My sister, who’d had no one to catch her, pressed her hands against the glowing green mist.

“No more arguments. This isn’t about you,” Lumi said when she saw Dimitri. “Or my sister. Call it what you want—no need for it to be a marriage but do it now, and when it’s over, keep her in the land of the living.”

Blue and orange flames flashed as Ealhswip backed Pyre against a wall.

Pebbles fell from the ceiling. Lumi cried in pain and rage. The emerald mist flowed until it covered our ankles.

On the other side of the Gate, shadowed creatures moved. The glass screamed as the cracks Ealhswip and the priestesses created widened. It pressed against my mind again. I had felt it when I retrieved the crown from the tree.

It had tasted me. Recognized me as I did it.

Perhaps the Gate itself held the Goddess’s will, like the treasury door held the royal family’s. Perhaps I had no idea what a god was.

Standing at my sister’s side, I tore out of Dimitri’s grip and sank my hands into the green mist.

A cold so strong it burned latched onto me. My walls crumbled and the green rippled into a quicksilver mirror. Lumi and I reflected back—four of the same face. Dead and alive. Necromancer and mind witch.

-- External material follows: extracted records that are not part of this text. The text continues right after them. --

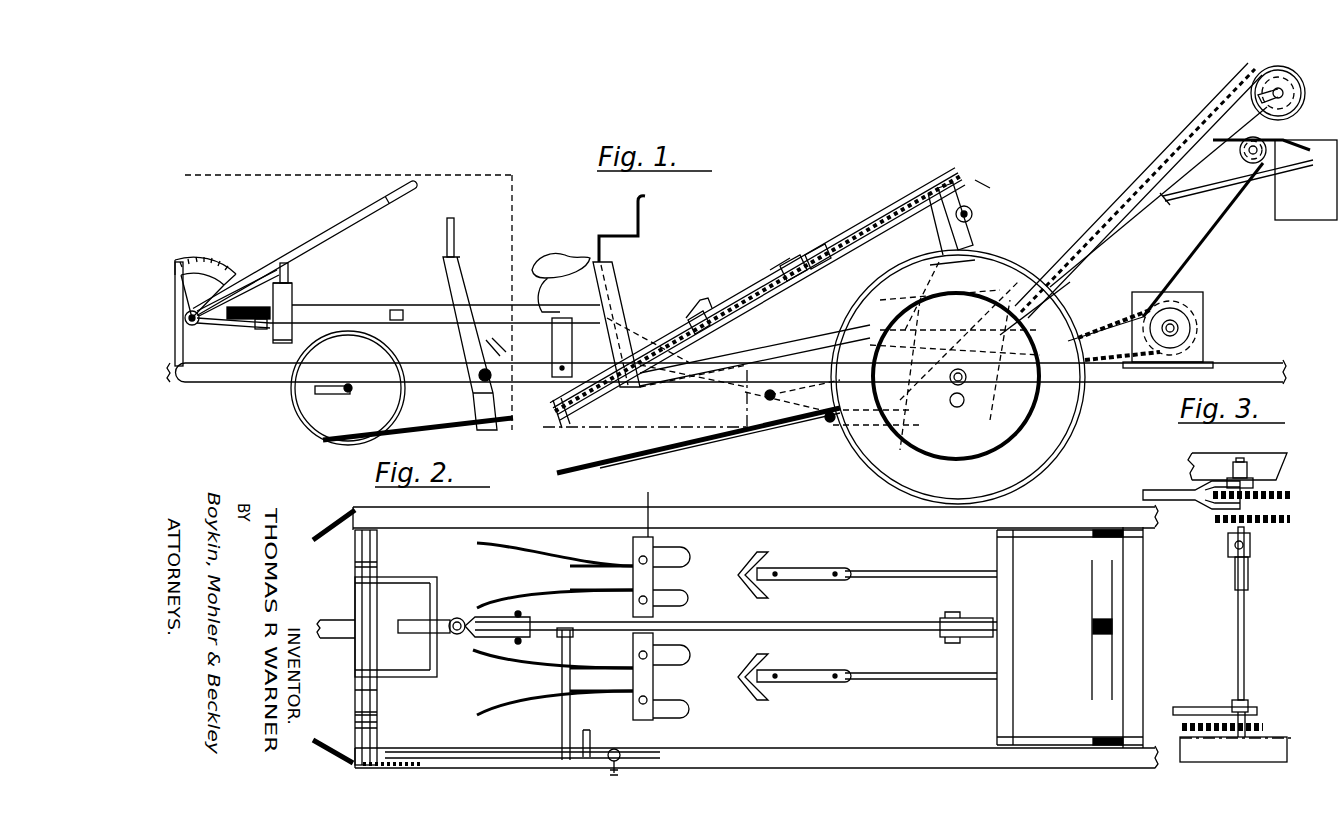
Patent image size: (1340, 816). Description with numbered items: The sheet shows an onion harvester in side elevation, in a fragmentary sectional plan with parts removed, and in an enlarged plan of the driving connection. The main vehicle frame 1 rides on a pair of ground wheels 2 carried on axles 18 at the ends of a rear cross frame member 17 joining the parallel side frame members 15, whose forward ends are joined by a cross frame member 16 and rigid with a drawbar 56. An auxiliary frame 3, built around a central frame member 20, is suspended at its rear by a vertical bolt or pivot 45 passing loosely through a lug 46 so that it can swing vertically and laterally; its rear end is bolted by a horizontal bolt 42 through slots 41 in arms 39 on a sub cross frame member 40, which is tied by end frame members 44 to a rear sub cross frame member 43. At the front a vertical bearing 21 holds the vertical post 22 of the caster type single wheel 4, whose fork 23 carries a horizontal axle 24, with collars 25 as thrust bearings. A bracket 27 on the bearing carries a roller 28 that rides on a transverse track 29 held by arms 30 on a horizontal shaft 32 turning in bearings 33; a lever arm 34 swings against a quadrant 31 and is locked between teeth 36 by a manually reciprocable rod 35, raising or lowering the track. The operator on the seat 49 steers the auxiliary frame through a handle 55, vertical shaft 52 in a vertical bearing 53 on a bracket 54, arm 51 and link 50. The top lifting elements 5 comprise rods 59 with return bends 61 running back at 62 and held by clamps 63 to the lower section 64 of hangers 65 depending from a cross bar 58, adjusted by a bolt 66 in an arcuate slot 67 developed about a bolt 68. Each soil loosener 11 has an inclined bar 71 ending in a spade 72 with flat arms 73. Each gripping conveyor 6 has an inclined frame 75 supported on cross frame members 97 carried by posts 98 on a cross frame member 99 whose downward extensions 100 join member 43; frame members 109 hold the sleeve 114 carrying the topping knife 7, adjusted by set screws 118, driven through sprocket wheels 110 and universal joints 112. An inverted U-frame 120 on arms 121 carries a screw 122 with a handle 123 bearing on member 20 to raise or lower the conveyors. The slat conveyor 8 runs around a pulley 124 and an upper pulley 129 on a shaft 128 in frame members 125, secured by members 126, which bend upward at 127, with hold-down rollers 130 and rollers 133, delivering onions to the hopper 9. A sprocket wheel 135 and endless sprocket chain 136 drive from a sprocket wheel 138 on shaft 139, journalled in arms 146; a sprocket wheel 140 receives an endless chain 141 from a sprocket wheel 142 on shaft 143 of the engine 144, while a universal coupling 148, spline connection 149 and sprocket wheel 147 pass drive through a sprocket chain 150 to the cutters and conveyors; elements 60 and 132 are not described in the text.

In FIG. 1, the main vehicle frame 1 is at (263, 386).
In FIG. 1, the ground wheels 2 is at (178, 168).
In FIG. 1, the auxiliary frame 3 is at (487, 303).
In FIG. 1, the caster type single wheel 4 is at (374, 338).
In FIG. 2, the caster type single wheel 4 is at (545, 640).
In FIG. 1, the top lifting elements 5 is at (410, 418).
In FIG. 2, the top lifting elements 5 is at (598, 591).
In FIG. 1, the conveyor 6 is at (745, 292).
In FIG. 1, the topping knife 7 is at (900, 250).
In FIG. 1, the slat conveyor 8 is at (1170, 170).
In FIG. 1, the collecting receptacle or hopper 9 is at (1305, 208).
In FIG. 1, the soil loosener 11 is at (630, 440).
In FIG. 2, the soil loosener 11 is at (820, 568).
In FIG. 1, the side frame members 15 is at (427, 360).
In FIG. 2, the side frame members 15 is at (930, 528).
In FIG. 3, the side frame members 15 is at (1212, 455).
In FIG. 1, the cross frame member 16 is at (218, 384).
In FIG. 2, the cross frame member 16 is at (380, 552).
In FIG. 1, the cross frame member 17 is at (958, 377).
In FIG. 2, the cross frame member 17 is at (1150, 602).
In FIG. 1, the axles 18 is at (1010, 402).
In FIG. 1, the central frame member 20 is at (583, 316).
In FIG. 2, the central frame member 20 is at (710, 626).
In FIG. 1, the vertical bearing 21 is at (292, 303).
In FIG. 2, the vertical bearing 21 is at (459, 617).
In FIG. 1, the vertical post 22 is at (289, 268).
In FIG. 2, the vertical post 22 is at (461, 636).
In FIG. 1, the fork 23 is at (318, 393).
In FIG. 1, the horizontal axle 24 is at (354, 389).
In FIG. 1, the collars 25 is at (292, 339).
In FIG. 1, the bracket 27 is at (272, 270).
In FIG. 1, the roller 28 is at (262, 331).
In FIG. 2, the roller 28 is at (410, 620).
In FIG. 1, the track 29 is at (244, 322).
In FIG. 2, the track 29 is at (430, 592).
In FIG. 1, the arms 30 is at (233, 330).
In FIG. 2, the arms 30 is at (395, 578).
In FIG. 1, the quadrant 31 is at (232, 280).
In FIG. 2, the quadrant 31 is at (385, 760).
In FIG. 1, the horizontal shaft 32 is at (186, 321).
In FIG. 2, the horizontal shaft 32 is at (360, 645).
In FIG. 1, the bearings 33 is at (200, 353).
In FIG. 2, the bearings 33 is at (360, 575).
In FIG. 1, the lever arm 34 is at (313, 240).
In FIG. 2, the manually reciprocable rod 35 is at (475, 752).
In FIG. 1, the teeth 36 is at (190, 258).
In FIG. 1, the arms 39 is at (833, 395).
In FIG. 2, the arms 39 is at (967, 631).
In FIG. 1, the sub cross frame member 40 is at (838, 418).
In FIG. 2, the sub cross frame member 40 is at (1013, 620).
In FIG. 1, the slots 41 is at (792, 398).
In FIG. 1, the horizontal bolt 42 is at (765, 395).
In FIG. 2, the horizontal bolt 42 is at (952, 644).
In FIG. 1, the sub cross frame member 43 is at (922, 450).
In FIG. 2, the sub cross frame member 43 is at (1092, 680).
In FIG. 1, the end frame members 44 is at (845, 440).
In FIG. 2, the end frame members 44 is at (1070, 637).
In FIG. 1, the bolt or pivot 45 is at (895, 425).
In FIG. 2, the bolt or pivot 45 is at (1093, 638).
In FIG. 1, the lug 46 is at (905, 405).
In FIG. 2, the lug 46 is at (1100, 619).
In FIG. 1, the seat 49 is at (546, 264).
In FIG. 1, the link 50 is at (400, 320).
In FIG. 2, the link 50 is at (562, 721).
In FIG. 2, the arm 51 is at (604, 733).
In FIG. 1, the vertical shaft 52 is at (445, 273).
In FIG. 1, the vertical bearing 53 is at (463, 268).
In FIG. 2, the vertical bearing 53 is at (618, 750).
In FIG. 1, the bracket 54 is at (477, 300).
In FIG. 2, the bracket 54 is at (620, 694).
In FIG. 1, the handle 55 is at (456, 223).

Almost, the Gate seemed to say,you’re almost ready.

Knowing flowed from it to me. I could not let the things on the other side into Tal. It needed to open and be healed from both sides for the balance to be restored. For the Spirits to pass from our worldto the next. The priestesses had been breaking the sigils closing it while reversing the flow from death to life.

The presence reached inside me, searching for something to latch on to. Men screamed in the dark while I stood frozen, unable to understand.

Listen, Morovara had said.

Kindness, my mother had said.

Sacrifice, Lumi had said.For change doesn’t come from nothing.

“Place the crown on my head.”

Far above me something cracked and Spirits, thousands upon thousands, approached. We were running out of time.

“I don’t want to be queen. I’ll never tell anyone,” I said, struggling to get the words past my chattering teeth. “But this Gate needs someone bound to your line and the crowns. It’s all connected. I wore the crown unknowingly.”

Dimitri stood behind me, untouching but close enough that if I fell, he would catch me.

“It would always only have fitted you,” he said, settling it on my head.